Quando chega o momento de abater o inseto, tempo que varia de acordo com cada criação, o produtor retira o alimento e passa a oferecer só água por até 48 horas para limpar o trato digestivo. Então, os insetos vão para a etapa de congelamento até, enfim, morrer. Em seguida, em alguns casos, são desidratados e secos para serem usados como alimentos.
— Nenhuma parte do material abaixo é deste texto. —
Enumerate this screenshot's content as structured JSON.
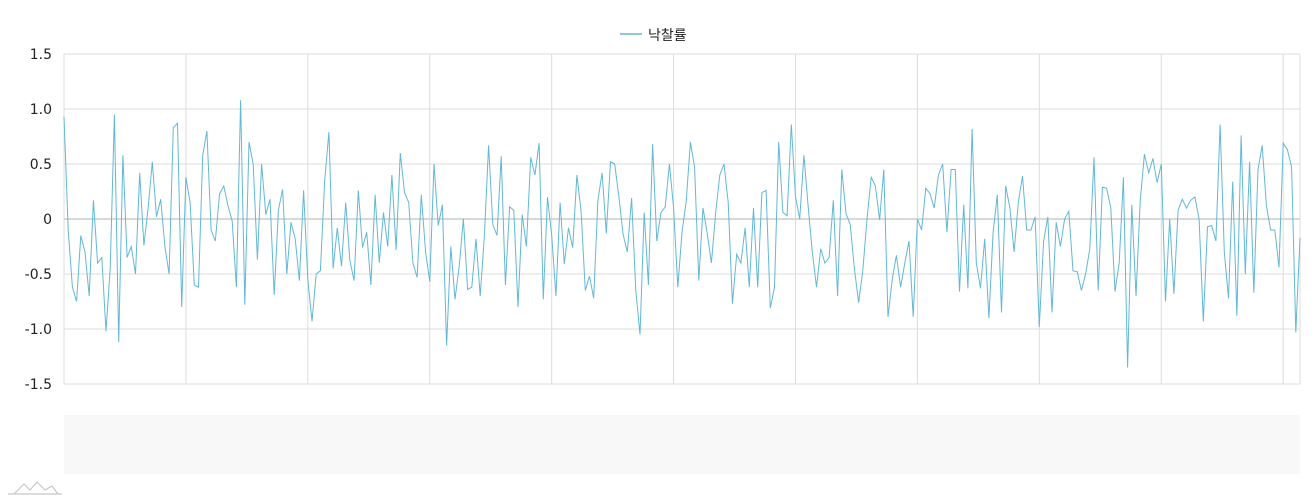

A produção de insetos para consumo humano é mais simples do que administrar uma fazenda, mas exige cuidados durante todo o processo. A Anvisa orienta que “as empresas que têm interesse de atuar nesse ramo devem realizar um estudo criterioso sobre essas práticas e as regras para regularização, pois, embora seja uma área promissora, exige qualificação técnica, tempo para obtenção das licenças e registro, além de investimentos em infraestrutura.”
Proteína do futuro?
Os insetos já estão presentes na vida de todo o mundo como componentes de produtos. Existe um corante vermelho muito usado nos alimentos e na fabricação de cosméticos, por exemplo, que vem do besouro cochonilha, mas o cenário muda quando o assunto é o consumo em alimentos.
A FAO ressalta que os insetos não devem ser vistos apenas como uma alternativa para períodos de fome, mas como um item escolhido por muitas populações por seu sabor. Em países onde essa prática é algo comum, os pratos costumam ser caros e consumidos pela população mais rica.
Para Juliana, a inclusão dos insetos na dieta do brasileiro deve seguir os mesmos passos de um famoso prato da culinária japonesa.
“Eu acredito que vamos conseguir aumentar o consumo de insetos por aqui conforme as pessoas vão aprendendo e se acostumando com esse tipo de alimento. Eu acho que o caminho será o mesmo do sushi, que antes as pessoas não consumiam, por ser peixe cru, e hoje é algo bem normal.”
Dennys aposta que esse é um processo que deve levar algum tempo. “Antes, é preciso quebrar algumas barreiras, como o preconceito, até que seja adotado como hábito aos poucos. O que as pessoas precisam saber é que não tem problema consumir insetos e que é mais uma falta de costume.”
Hoje, o preço ainda é alto para que seja uma fonte alternativa de proteínas. A procura ainda é maior do que a produção e está mais direcionada para alimentar animais. Por isso, 1 quilo de larva de besouro chega a R$ 450. “Por enquanto é muito caro para trocar por outros proteínas, mas com o hábito eu acredito que será a proteína do futuro”, diz Casé.
A Anvisa afirma que o uso de insetos na formulação de produtos está expandido, mas que, até o momento, não avaliou a segurança de consumo de insetos para a população brasileira e, por isso, recomenda cautela por parte do consumidor.
O professor Ramon destaca que os insetos vivos não devem ser consumidos pelas pessoas. “Como qualquer outro ser vivo, os insetos podem possuir contaminantes. Eu recomendo, sempre, comer insetos processados por empresas especializadas, pois elas possuem técnicas de abate que minimizam eventuais contaminantes.” (Pablo Marques/R7).